Stormwater Permit Being Renewed
By Jody Record, Campus Journal Editor
March 11, 2009

The management of the UNH Stormwater Management Program is being transferred from the Office of Environmental Health and Safety (OEHS) to Energy and Campus Development (ECD). Currently, the Environmental Protection Agency is in the process of developing a new five-year stormwater permit for New Hampshire that will cover UNH.
Paul Chamberlin, assistant vice president of ECD, and Jim Dombrosk, director of energy and utilities, will now manage the permit.
UNH’s stormwater management plan is aimed at curbing the threat of runoff contamination when the water doesn’t permeate the soil. The management plan involves, among other measures, treating, storing or capturing the runoff.

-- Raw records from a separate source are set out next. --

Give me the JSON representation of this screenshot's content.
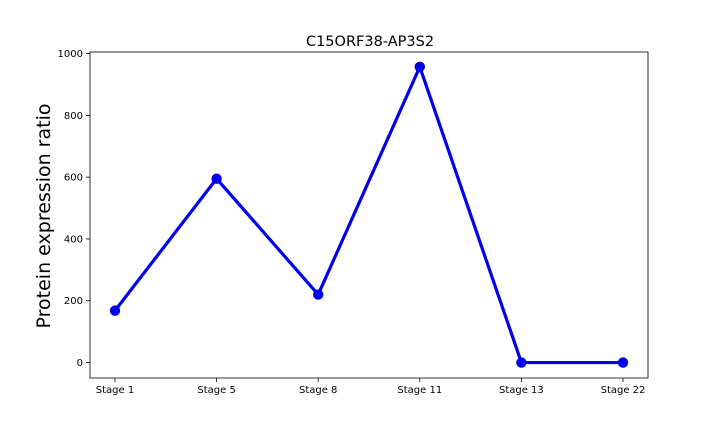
{
  "chart_data": {
    "type": "line",
    "title": "C15ORF38-AP3S2",
    "xlabel": "",
    "ylabel": "Protein expression ratio",
    "categories": [
      "Stage 1",
      "Stage 5",
      "Stage 8",
      "Stage 11",
      "Stage 13",
      "Stage 22"
    ],
    "series": [
      {
        "values": [
          168,
          595,
          220,
          957,
          0,
          0
        ]
      }
    ],
    "ylim": [
      -50,
      1005
    ],
    "yticks": [
      0,
      200,
      400,
      600,
      800,
      1000
    ],
    "grid": false,
    "line_color": "#0000ee",
    "marker": "circle"
  }
}
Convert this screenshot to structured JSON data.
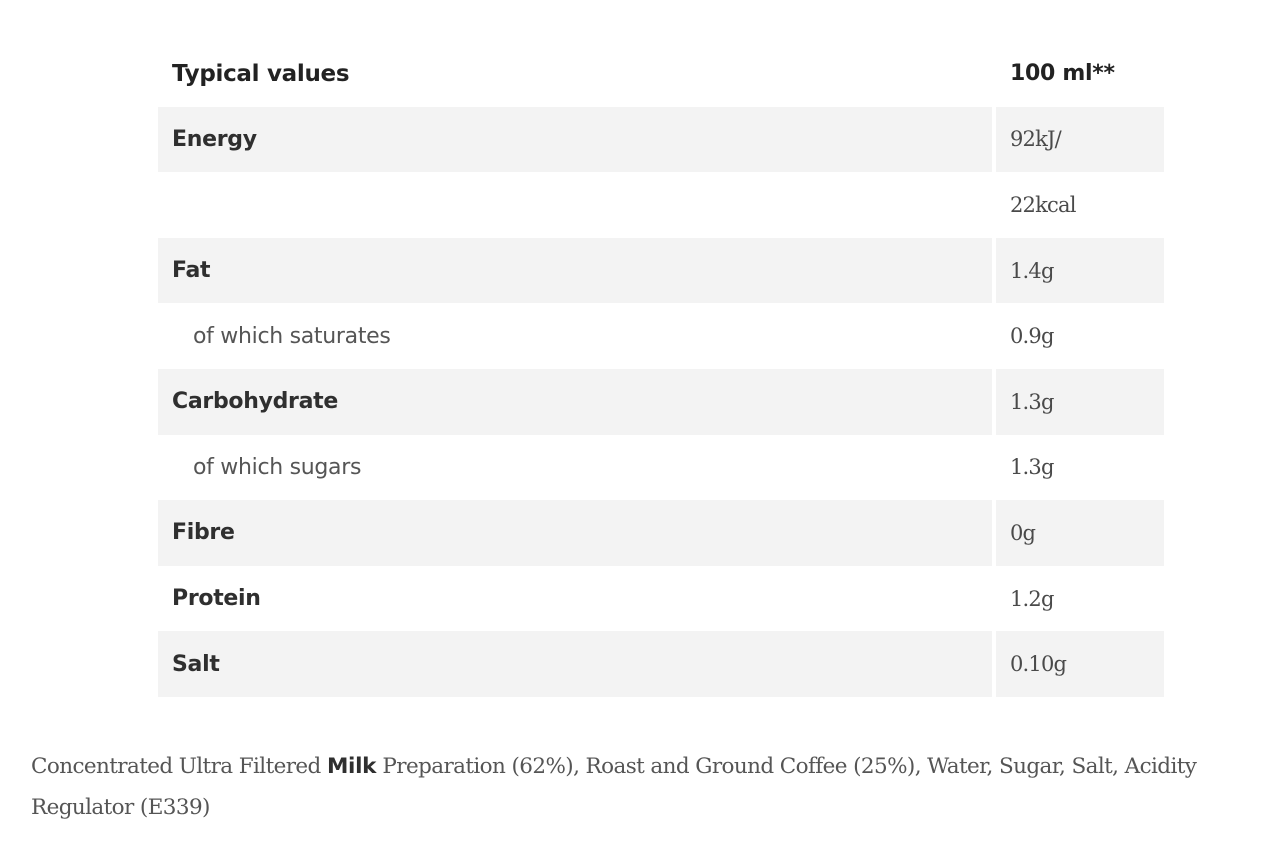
{
  "table": {
    "header": {
      "name": "Typical values",
      "value": "100 ml**"
    },
    "rows": [
      {
        "name": "Energy",
        "value": "92kJ/",
        "sub": false,
        "shaded": true
      },
      {
        "name": "",
        "value": "22kcal",
        "sub": false,
        "shaded": false
      },
      {
        "name": "Fat",
        "value": "1.4g",
        "sub": false,
        "shaded": true
      },
      {
        "name": "of which saturates",
        "value": "0.9g",
        "sub": true,
        "shaded": false
      },
      {
        "name": "Carbohydrate",
        "value": "1.3g",
        "sub": false,
        "shaded": true
      },
      {
        "name": "of which sugars",
        "value": "1.3g",
        "sub": true,
        "shaded": false
      },
      {
        "name": "Fibre",
        "value": "0g",
        "sub": false,
        "shaded": true
      },
      {
        "name": "Protein",
        "value": "1.2g",
        "sub": false,
        "shaded": false
      },
      {
        "name": "Salt",
        "value": "0.10g",
        "sub": false,
        "shaded": true
      }
    ]
  },
  "ingredients": {
    "before": "Concentrated Ultra Filtered ",
    "allergen": "Milk",
    "after": " Preparation (62%), Roast and Ground Coffee (25%), Water, Sugar, Salt, Acidity Regulator (E339)"
  },
  "colors": {
    "shaded_row": "#f3f3f3",
    "text": "#3b3b3b"
  }
}
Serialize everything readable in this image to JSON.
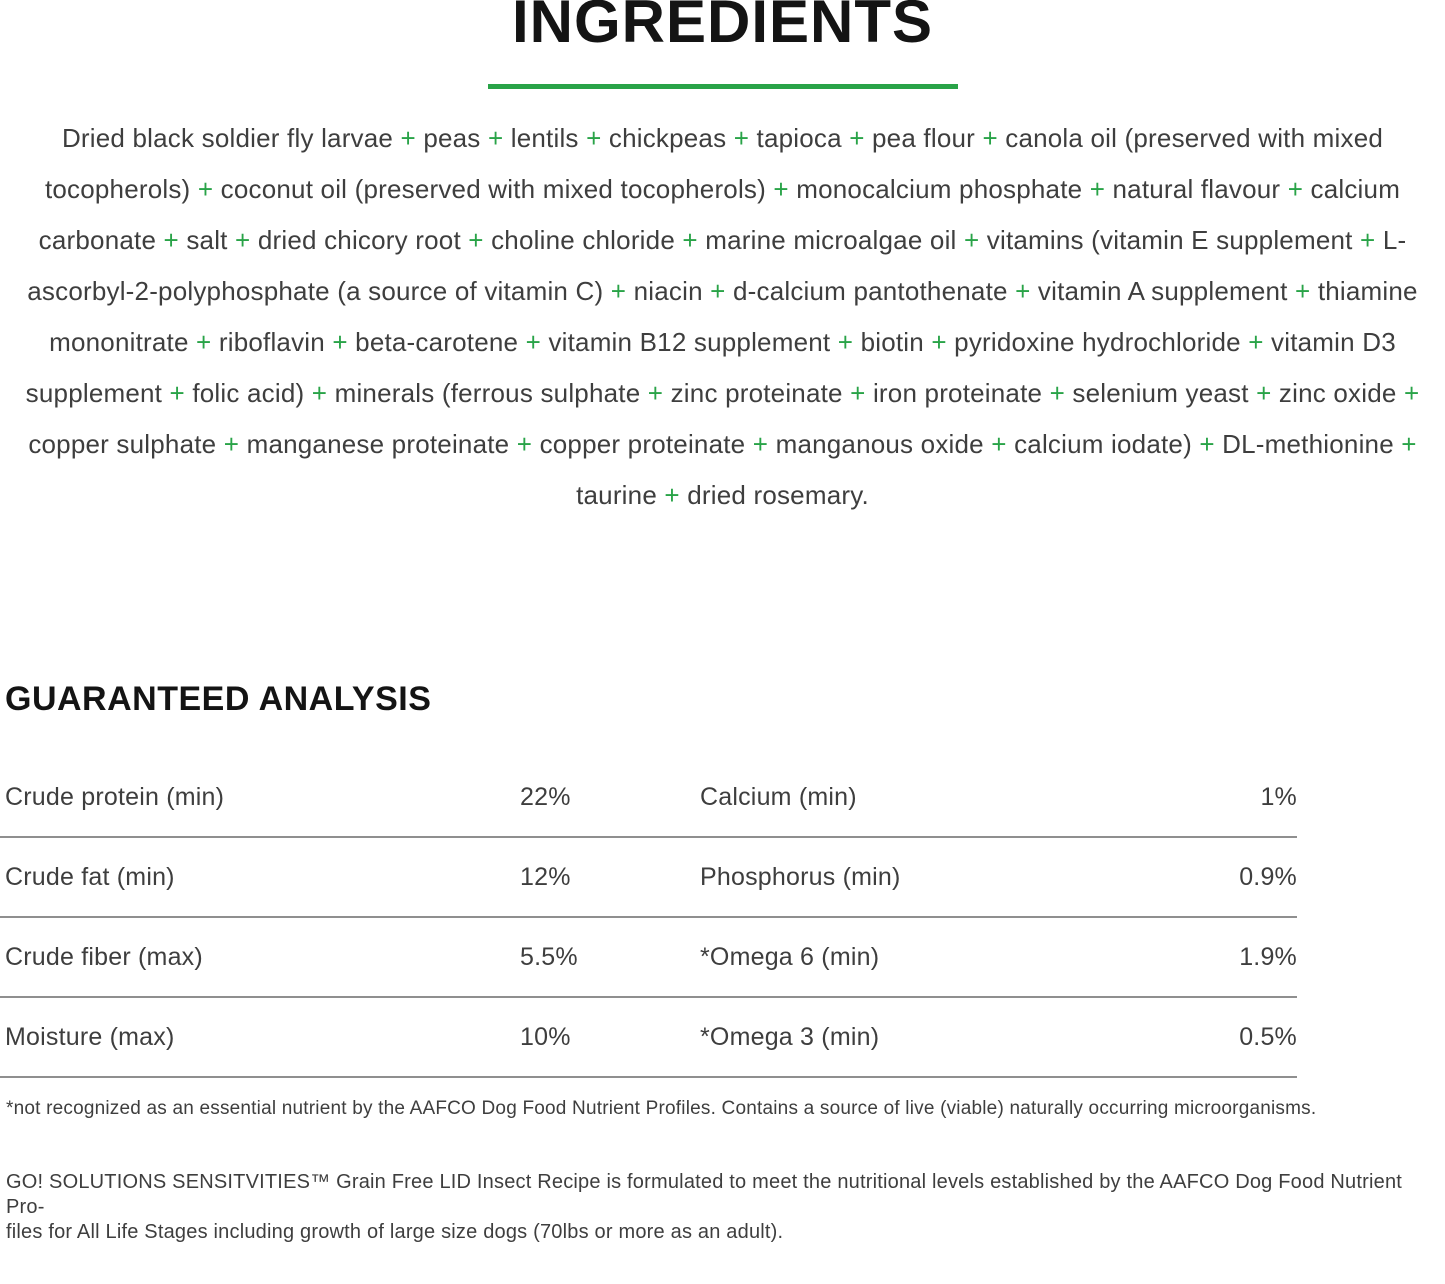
{
  "header": {
    "title": "INGREDIENTS",
    "accent_color": "#29a348"
  },
  "ingredients": {
    "text": "Dried black soldier fly larvae + peas + lentils + chickpeas + tapioca + pea flour + canola oil (preserved with mixed tocopherols) + coconut oil (preserved with mixed tocopherols) + monocalcium phosphate + natural flavour + calcium carbonate + salt + dried chicory root + choline chloride + marine microalgae oil + vitamins (vitamin E supplement + L-ascorbyl-2-polyphosphate (a source of vitamin C) + niacin + d-calcium pantothenate + vitamin A supplement + thiamine mononitrate + riboflavin + beta-carotene + vitamin B12 supplement + biotin + pyridoxine hydrochloride + vitamin D3 supplement + folic acid) + minerals (ferrous sulphate + zinc proteinate + iron proteinate + selenium yeast + zinc oxide + copper sulphate + manganese proteinate + copper proteinate + manganous oxide + calcium iodate) + DL-methionine + taurine + dried rosemary."
  },
  "guaranteed_analysis": {
    "title": "GUARANTEED ANALYSIS",
    "rows": [
      {
        "left_label": "Crude protein (min)",
        "left_value": "22%",
        "right_label": "Calcium (min)",
        "right_value": "1%"
      },
      {
        "left_label": "Crude fat (min)",
        "left_value": "12%",
        "right_label": "Phosphorus (min)",
        "right_value": "0.9%"
      },
      {
        "left_label": "Crude fiber (max)",
        "left_value": "5.5%",
        "right_label": "*Omega 6 (min)",
        "right_value": "1.9%"
      },
      {
        "left_label": "Moisture (max)",
        "left_value": "10%",
        "right_label": "*Omega 3 (min)",
        "right_value": "0.5%"
      }
    ]
  },
  "footnotes": {
    "asterisk_note": "*not recognized as an essential nutrient by the AAFCO Dog Food Nutrient Profiles. Contains a source of live (viable) naturally occurring microorganisms.",
    "formulation_lines": [
      "GO! SOLUTIONS SENSITVITIES™ Grain Free LID Insect Recipe is formulated to meet the nutritional levels established by the AAFCO Dog Food Nutrient Pro-",
      "files for All Life Stages including growth of large size dogs (70lbs or more as an adult)."
    ]
  }
}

Sanding and salting roads, parking lots and sidewalks; landscaping treatments and general buildings and grounds maintenance potentially impact the stormwater system. As a result, runoff can contain high levels of contaminants such as sediment, solids, nutrients like phosphorus and nitrogen, heavy metals, pathogens, toxins, and organic material.
"Street sweeping, water that collects in catch basins that drain into the rivers—these are potential problem areas that can contribute to contamination,” says Dombrosk. “We want to make sure that what goes into the rivers and brooks doesn’t have a lot of silt and salt.”
If it does it can be hazardous to wildlife, destroy aquatic habitats and raise pollution levels.